Testosterone in particular has demonstrated in one clinical study to have only a mild impact on HDL cholesterol after a 12 week period where 280mg of Testosterone Enanthate was administered weekly. The cholesterol profiles had later changed for the worse when an aromatase inhibitor was included, which resulted in a significant 25% drop in HDL cholesterol. Conversely, other studies have been conducted whereby 300mg weekly of Testosterone Enanthate was administered for a 20 week period without the use of an aromatase inhibitor which resulted in a 13% reduction of HDL cholesterol, however, when Testosterone doses were raised to 600mg weekly, reduction of HDL cholesterol had dropped to 21%. Although these studies had utilized the Enanthate ester variant of Testosterone, the conclusions and results still apply to Testosterone Cypionate considering all Testosterone preparations regardless of ester are identical in their physiological effects. Therefore, the examined data exhibits a very evident increase in Estrogen via aromatization and liver metabolism which actually helps to offset the negative cholesterol changes from the use of supraphysiological amounts of anabolic steroids. This makes sense, considering Estrogen itself is known to promote positive impacts on cholesterol levels.

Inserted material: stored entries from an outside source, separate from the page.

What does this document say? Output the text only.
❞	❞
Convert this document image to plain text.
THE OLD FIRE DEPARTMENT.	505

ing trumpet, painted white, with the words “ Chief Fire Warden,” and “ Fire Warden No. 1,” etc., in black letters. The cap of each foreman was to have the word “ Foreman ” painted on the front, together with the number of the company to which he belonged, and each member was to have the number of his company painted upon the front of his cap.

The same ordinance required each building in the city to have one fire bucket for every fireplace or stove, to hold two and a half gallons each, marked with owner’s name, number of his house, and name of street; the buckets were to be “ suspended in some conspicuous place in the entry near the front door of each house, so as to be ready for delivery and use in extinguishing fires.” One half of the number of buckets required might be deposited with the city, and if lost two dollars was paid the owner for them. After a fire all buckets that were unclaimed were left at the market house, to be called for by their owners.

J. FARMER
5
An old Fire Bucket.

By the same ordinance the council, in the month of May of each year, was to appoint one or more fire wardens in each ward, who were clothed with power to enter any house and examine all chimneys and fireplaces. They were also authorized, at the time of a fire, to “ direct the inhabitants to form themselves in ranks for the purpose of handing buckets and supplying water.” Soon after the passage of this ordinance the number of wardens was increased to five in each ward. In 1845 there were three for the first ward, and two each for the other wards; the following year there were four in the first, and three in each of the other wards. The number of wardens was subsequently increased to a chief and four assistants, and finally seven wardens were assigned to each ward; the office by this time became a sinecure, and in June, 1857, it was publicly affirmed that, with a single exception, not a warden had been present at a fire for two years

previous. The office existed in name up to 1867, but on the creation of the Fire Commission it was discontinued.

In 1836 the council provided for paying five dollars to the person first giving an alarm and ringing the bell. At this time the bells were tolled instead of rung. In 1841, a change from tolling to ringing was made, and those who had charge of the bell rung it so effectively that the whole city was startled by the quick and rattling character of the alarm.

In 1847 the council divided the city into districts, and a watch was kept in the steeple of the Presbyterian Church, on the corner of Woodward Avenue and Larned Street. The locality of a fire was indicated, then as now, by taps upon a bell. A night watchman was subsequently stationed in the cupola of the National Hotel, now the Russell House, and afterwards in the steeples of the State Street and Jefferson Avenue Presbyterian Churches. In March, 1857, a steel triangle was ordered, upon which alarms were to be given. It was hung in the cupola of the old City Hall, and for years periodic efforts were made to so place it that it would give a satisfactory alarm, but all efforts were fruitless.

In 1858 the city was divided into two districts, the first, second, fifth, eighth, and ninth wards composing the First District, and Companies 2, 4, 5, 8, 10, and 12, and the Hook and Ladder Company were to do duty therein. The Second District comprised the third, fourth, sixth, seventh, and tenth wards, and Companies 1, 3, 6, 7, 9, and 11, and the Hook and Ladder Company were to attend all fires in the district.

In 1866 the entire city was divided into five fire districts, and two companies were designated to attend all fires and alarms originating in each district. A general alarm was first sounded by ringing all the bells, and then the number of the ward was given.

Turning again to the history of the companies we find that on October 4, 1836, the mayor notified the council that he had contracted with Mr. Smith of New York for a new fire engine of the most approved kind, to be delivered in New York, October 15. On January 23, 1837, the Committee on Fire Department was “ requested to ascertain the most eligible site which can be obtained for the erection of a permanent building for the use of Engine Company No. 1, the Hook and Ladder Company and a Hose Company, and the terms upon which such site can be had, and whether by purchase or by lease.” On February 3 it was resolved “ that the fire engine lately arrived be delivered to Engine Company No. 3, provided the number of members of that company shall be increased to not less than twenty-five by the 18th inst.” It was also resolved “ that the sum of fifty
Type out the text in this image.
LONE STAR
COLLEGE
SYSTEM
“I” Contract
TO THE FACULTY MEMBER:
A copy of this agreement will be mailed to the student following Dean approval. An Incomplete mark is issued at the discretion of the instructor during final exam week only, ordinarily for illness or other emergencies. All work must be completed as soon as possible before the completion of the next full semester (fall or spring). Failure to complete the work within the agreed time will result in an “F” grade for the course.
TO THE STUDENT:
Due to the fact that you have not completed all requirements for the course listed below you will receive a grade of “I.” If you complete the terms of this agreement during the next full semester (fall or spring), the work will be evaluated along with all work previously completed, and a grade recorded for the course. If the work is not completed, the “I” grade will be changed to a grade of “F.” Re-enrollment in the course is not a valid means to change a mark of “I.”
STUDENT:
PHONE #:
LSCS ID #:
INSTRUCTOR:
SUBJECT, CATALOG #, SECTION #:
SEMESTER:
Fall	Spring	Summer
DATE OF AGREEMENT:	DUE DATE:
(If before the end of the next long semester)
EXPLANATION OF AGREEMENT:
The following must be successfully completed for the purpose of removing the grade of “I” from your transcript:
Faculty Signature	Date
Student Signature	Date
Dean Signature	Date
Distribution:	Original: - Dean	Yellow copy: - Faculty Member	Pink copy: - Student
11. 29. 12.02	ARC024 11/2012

Therefore, the use of an aromatase inhibitor and its impact on cholesterol profiles should always be remembered when any user is considering the addition of an aromatase inhibitor on cycle. It is advisable to instead use minimal doses of an aromatase inhibitor while on a cycle for the purpose of Estrogen control rather than total Estrogen level elimination. The idea in such a case is to keep Estrogen levels within normal ranges and not allow them to skyrocket as a result of aromatization, but at the same time prevent them from dropping to near zero from the use of full doses of an aromatase inhibitor.